- Josip Novakovich
- Véhicule Press
In 2010, Philip Pullman criticized the prevalence of present-tense narration among the novels on the Man Booker Prize shortlist, claiming, "It's a silly affectation, in my view, and it does nothing but annoy." In a follow-up editorial, he elucidated his dislike for the device, such as it is "always pressed up against the immediate" and mostly incapable of the reflection or reconsideration permitted by storytelling that operates in "was" rather than "is."
Five years later, the Canadian writer Josip Novakovich echoed Pullman's opinion: "Present action," he claimed in a recent interview, "is unformed, and frequently that is how the writing these days appears to be, unformed and unplotted and unconsidered and untold." In short fiction, in particular, the tense is often paired with a first-person perspective, so that stories operate not just under the auspices of immediacy, but intimacy, too.
The result is a body of literature preoccupied with the subjective "now" and its attendant minor crises; the past, if it appears, is expressed in emotional inheritance ("A dog bit my grandma, now I struggle to love") and rarely with much semblance of cultural or historical scope. Conflict, as such, occurs existentially, rendered in domestic minutiae and attendant lyrical epiphanies. ("I adopt a puppy, now I can love again," et cetera.) These stories never really end, but merely angle off toward some new, restorative beginning.
Of course these are generalizations, and there are plenty of writers working outside the Raymond Carver/Alice Munro tradition, but even so very little North American short fiction seems to acknowledge existence beyond the self. Even the social satire of George Saunders, for example, focuses the effects of neo-liberalism upon the psyche. As such, the short story might be the narrative form most symptomatic of today's culture of individualism and ahistoricity, particularly those entries that adopt the illusorily immortal mode, "I am."
As such, it's refreshing to encounter an author whose work engages with the world beyond the solipsistic purview of selfhood, and which treats mortality in a serious way. Novakovich, a professor of creative writing at Concordia University, was a finalist for the 2013 Man Booker International Prize, an award previously won by Alice Munro and Philip Roth. Despite his high regard outside Canada, the Croatian-born writer's previous 10 books have been less widely read in his adopted home country than his global reputation might suggest.
Perhaps Ex-Yu might change that. The stories, set mostly in the former Yugoslavia and informed by various periods of national catastrophe throughout the 20th century, display considerable range, including a missive from a would-be Tito assassin, a cannibalistic episode on the high seas, the harrowing revelations of a calamitously naive UN translator, the romantic fumblings of a lovesick Nikola Tesla and the final moments of Slobodan Milosevic, imprisoned and impotent (in all ways).
The language here is mostly functional, treading through the book's various horrors with laconic detachment. One character recalls 9/11 in New York in terms of odours: "a mix of concrete dust, burnt plastic, the suggestion of flesh, human flesh, and perhaps burnt hair wafting through the windows." Elsewhere a bike ride through the Croatian countryside offers glimpses of life in ruins: "On the way he saw starved shaggy cattle roaming, masterless. Horses rotted in dried-up sunflower fields. Blind dogs stumbled into trees." The effect of these and similar passages is to enfold such devastation within the texture of everyday life. And yet, as the narrator of White Moustache explains, "Ugly can be beautiful if you look at it long enough," and occasionally the stories soar out of the ruins.

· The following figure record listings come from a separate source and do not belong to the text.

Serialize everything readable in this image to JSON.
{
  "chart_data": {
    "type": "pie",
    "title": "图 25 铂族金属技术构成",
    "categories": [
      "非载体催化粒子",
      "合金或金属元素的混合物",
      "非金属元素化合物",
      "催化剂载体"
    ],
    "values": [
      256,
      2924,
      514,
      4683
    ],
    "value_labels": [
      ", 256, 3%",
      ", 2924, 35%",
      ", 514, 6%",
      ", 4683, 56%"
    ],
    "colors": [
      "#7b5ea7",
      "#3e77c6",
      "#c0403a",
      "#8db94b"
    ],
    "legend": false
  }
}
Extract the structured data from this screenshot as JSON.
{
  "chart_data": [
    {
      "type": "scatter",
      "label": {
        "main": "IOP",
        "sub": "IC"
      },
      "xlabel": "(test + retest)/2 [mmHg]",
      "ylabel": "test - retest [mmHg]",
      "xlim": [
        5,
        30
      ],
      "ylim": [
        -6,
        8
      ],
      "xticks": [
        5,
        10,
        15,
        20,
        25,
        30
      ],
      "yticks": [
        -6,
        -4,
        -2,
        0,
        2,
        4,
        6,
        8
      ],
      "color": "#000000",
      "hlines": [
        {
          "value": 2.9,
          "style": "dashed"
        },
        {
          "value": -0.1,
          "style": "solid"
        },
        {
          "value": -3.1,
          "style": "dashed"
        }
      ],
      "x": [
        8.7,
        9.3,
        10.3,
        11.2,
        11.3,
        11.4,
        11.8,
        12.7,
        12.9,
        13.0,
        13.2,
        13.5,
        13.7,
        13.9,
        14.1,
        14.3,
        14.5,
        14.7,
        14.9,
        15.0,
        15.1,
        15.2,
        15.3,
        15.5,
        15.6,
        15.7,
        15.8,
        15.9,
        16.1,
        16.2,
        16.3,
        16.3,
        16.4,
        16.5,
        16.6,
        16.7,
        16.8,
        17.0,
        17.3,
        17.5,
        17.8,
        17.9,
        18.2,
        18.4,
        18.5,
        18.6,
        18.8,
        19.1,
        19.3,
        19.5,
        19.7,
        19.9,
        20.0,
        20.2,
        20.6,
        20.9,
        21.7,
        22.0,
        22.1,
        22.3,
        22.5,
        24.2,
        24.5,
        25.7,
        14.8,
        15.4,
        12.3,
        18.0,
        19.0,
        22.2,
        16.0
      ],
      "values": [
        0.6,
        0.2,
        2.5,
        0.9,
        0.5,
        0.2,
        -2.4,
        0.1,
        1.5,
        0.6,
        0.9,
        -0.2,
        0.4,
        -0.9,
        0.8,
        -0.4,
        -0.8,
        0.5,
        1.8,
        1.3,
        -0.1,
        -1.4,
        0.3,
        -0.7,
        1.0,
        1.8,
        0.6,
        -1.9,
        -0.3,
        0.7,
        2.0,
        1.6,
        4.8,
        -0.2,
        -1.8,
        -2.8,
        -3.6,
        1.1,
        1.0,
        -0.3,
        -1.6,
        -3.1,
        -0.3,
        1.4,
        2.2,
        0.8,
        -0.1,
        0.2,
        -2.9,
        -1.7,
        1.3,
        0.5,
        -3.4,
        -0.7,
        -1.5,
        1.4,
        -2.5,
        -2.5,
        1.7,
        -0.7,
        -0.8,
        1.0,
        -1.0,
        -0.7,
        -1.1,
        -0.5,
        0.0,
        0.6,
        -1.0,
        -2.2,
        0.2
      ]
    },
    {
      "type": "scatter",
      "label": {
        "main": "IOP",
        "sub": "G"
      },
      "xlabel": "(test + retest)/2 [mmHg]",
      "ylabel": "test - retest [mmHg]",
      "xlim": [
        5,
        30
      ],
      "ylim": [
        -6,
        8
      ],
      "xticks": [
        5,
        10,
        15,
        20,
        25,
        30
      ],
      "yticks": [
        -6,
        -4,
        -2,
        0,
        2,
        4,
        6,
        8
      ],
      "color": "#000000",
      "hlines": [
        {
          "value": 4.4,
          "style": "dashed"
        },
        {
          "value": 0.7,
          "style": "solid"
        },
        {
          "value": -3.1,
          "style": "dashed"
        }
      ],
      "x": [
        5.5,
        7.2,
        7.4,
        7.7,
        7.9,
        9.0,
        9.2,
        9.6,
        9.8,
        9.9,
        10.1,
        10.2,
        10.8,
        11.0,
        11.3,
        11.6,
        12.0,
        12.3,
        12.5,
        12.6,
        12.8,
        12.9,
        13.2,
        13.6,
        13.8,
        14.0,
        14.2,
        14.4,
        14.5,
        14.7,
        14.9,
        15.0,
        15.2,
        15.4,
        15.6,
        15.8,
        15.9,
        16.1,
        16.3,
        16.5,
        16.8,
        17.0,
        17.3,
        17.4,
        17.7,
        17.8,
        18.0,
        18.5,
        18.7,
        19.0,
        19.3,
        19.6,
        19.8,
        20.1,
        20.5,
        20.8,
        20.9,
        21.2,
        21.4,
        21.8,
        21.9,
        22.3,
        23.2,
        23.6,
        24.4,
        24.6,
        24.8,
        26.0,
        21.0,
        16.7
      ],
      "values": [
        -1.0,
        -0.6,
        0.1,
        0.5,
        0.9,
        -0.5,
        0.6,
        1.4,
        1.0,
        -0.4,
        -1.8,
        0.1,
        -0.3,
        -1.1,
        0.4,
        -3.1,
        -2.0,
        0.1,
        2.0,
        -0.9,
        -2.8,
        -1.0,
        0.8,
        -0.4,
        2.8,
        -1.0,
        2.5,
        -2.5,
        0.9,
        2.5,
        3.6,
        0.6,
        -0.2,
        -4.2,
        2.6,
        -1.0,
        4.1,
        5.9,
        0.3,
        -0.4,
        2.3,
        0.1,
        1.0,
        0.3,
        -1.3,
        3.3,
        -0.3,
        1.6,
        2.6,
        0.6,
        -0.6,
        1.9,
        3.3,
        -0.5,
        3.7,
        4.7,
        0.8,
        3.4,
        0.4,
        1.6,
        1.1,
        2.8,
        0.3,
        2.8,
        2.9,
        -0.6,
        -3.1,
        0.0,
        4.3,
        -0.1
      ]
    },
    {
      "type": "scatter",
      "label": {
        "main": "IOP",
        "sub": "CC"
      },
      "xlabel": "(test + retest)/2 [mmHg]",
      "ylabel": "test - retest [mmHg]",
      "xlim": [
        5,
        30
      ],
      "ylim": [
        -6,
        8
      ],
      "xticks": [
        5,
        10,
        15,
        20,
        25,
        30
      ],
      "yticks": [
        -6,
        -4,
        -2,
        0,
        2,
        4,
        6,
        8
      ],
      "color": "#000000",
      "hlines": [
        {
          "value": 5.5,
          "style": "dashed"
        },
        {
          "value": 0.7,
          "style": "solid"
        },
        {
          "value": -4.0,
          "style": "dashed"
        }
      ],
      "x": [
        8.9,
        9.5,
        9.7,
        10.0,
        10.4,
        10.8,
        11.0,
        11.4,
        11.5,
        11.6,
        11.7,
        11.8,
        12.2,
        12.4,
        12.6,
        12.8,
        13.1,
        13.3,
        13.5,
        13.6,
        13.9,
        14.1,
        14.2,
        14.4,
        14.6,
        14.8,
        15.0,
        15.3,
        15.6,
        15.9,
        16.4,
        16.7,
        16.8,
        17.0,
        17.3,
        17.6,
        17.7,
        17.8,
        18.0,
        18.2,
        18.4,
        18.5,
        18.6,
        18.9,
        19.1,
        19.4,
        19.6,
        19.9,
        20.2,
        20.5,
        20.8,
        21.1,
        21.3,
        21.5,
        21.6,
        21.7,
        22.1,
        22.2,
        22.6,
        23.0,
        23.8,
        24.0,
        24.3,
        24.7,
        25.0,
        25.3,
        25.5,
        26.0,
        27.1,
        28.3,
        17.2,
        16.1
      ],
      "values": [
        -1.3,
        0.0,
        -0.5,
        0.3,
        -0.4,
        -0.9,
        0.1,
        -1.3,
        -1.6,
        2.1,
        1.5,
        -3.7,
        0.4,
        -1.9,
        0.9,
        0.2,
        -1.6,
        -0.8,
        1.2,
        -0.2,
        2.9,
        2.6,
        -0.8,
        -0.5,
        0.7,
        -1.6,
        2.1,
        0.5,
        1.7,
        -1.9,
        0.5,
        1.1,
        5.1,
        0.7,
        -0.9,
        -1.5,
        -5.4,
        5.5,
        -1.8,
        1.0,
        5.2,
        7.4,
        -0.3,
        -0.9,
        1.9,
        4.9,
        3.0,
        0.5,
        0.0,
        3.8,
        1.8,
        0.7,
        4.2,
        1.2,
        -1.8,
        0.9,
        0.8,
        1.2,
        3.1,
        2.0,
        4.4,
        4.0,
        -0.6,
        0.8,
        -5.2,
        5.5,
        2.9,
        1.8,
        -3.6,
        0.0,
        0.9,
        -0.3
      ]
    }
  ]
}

In the collection's most moving entry, Be Patient, a father suffers alongside his ailing daughter after a botched inoculation; before she falls ill, Nenad summons the small girl to entertain the family: "Lyerka, dressed in white, glowed. She could pick a few melodies [and] stood in her tiny clogs next to the piano, dancing slowly while choosing the keys." That her loveliness is ironized with melancholy and dread only heightens the image's potency.
Much of the book works in similar contrast, from the clash of cultures in Dutch Treat, in which a former UN soldier, Martin, is confronted by Esad, an escapee of the Srebrenica massacre, to Novakovich's keen and dark sense of humour, best evidenced in When the Saints Come, in which a cancer sufferer loses his religion after being driven from the Dome of the Rock by the stink of feet. Alongside questions of faith, the book explores the tension between past and present – particularly in relation to tragedy. "When you have something that big in your past, you don't think about the future," Esad tells Martin. "There's no future that won't contain the past."
Tellingly, the present tense appears in Ex-Yu only once, as a man awaiting a cousin's delivery of his inheritance catalogues the passing time. "2:15. Danko is not here yet. […] 3:00. That's an hour of tardiness. Is he coming? […] 4:33. I admit it … We don't exist in time but between time, a nothing sandwiched in dual infinities."
Jovan, who has quit smoking, spirals into such neuroses that he resorts to buying a cigarette – "the flavour of my memories," as he tells Danko. With each inhalation, Jovan senses that he is "ashes going to ashes": his story, like all stories, must end, and what happens now is merely the past yet to come.